Eating mindfully and healthily can be a challenge when dining out. If you eat out regularly, then reading this post is must. My simple suggestions will help you to choose your restaurant and café, and provide tips to navigate the menu to create healthy meals.
1) What are healthy meals?
Healthy meals provide a good balance of different foods. Aim to fill ¾ of your plate with plant foods and ¼ of your plate with foods providing protein from either plant or animal foods. If you eat a vegetarian diet healthy meals contain a larger serve of lentils and legumes, about a cup cooked, to ensure you get enough dietary iron.
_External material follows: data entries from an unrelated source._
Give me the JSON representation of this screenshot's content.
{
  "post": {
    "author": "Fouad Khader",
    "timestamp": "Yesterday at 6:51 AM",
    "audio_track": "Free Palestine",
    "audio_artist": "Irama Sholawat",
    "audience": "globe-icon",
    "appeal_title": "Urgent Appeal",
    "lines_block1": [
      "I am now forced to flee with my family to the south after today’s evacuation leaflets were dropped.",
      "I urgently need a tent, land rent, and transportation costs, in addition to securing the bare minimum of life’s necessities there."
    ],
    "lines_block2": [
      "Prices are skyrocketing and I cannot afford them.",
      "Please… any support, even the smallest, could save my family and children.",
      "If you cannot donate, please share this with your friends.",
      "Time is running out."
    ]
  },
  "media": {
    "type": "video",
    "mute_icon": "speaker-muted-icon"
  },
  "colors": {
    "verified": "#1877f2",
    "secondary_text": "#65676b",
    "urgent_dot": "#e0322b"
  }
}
2) Can my food be cooked in oil?
Two considerations when deciding between foods that are cook in oil are the type of oil used and the serve size of the food. When dining out, always ask what types of oils are used in cooking. This is important because oils contain different fats e.g. coconut oil and butter are mostly saturated fat, when as olive oil is mostly monounsaturated fat. Ideally we eat foods that provide a balance of all types of fat. Oils/ fats are energy dense, which means they provide a higher amount of kilojoules or calories per gram than other nutrients. Healthy meals can contain oil, but aim to eat a variety of oils and choose appropriately for your body weight and other health needs.
3) Grilled, fried or baked?
Foods that are fried contain more oil than those that are baked. Grilled foods usually contain the least amount of added fat when compared with baked or fried alternatives. An important consideration is not just the fat content, but the browning or blackening of foods. The charring of meat, such as that on barbeque meats, increases the formation of advanced glycation end products (AGEs), heterocyclic amines (HCAs) and polycyclic aromatic hydrocarbons (PAHs).
HACs and PAHs are of concern as they have been associated with the development of cancer and other chronic disesases. The good news is that the formation of these compounds is decreased by marinating meats, fish and poultry for one at least one hour prior to cooking. Marinades based on vinegar or citrus juices, with the addition of red wine, herbs and spices to boost flavour and antioxidant content are recommended. Marinated foods are a good option when dining out. By removing the blackened areas of the meats prior to eating also decreases your intake of these compounds.
4) Which cuisines provide healthy meals?
Most cuisines offer healthy meals, so you can try different cuisines when dining out. Mediterranean cuisines, such as Italian and Greek, offer a good variety of vegetables and salads, traditionally use olive oil and provide small serves of animal foods. Asian foods also provide a larger proportion of plant foods than animal foods, but some meals can be high in fat, due to the use of cooking oil in stir-fries and the addition of coconut cream and milk to curries. However Asian restaurants often offer steam vegetables, such as greens, too. Hotels and cafes offer grilled meats and steam vegetables.
5) What can I eat for dessert?
The first consideration is whether you really NEED a dessert. Perhaps if you enjoy a sweet treat, then plan to have this once a week. Sharing a dessert plate also allows you to sample different things. Asian restaurants generally provide a plate of seasonal fruit at the end of the meal, which is a great option. But if you are craving for sweet foods, I would suggest an eating and lifestyle overhaul. From an Eastern perspective craving for sweetened foods may indicate that your digestive system is sluggish. Simple healthy meals based on cooked vegetables would be recommended, and foods and drinks containing refined sugar would be removed. A strong drive to eat sugary foods may also be related to tiredness or stress.
6) How do I negotiate serve sizes?
Prior to ordering your meal, ask about the size of entrees, main meals and side dishes. This will give you a better idea of whether one main meal or two entrees would be more appropriate to satisfy your appetite. Some restaurants will allow you to order either an entrée or mail meal portion size of some meals. If you are dining out with others, then you might decide to buy a number of healthy meals to share.
7) Does it really matter what I eat when I am dining out?
The answer to this depends upon how often you eat out and your individual health needs. If you are eating outside home more than twice a week, then the nutritional quality of your meals away from home is very important. Celebrating a special occasion is different and you should enjoy foods appropriate for the occasion. If you have health requirements that are affected by what you eat e.g. diabetes, high blood pressure or coeliac disease, then inform the restaurant or café, ahead of time if possible, to ensure that suitable healthy meals are available. Most places are happy to meet your dietary needs when given enough information about your needs
Healthy meals away from home are based on the same guidelines that you would use at home to prepare your meals — nutrition, taste and enjoyment. Base your meals on plant foods, ensure you have sufficient protein and add sugar, salt and saturate fat wisely. One meal doesn’t have a huge nutritional impact, but if you are dining out several times a week then I encourage you to remain mindful of your health.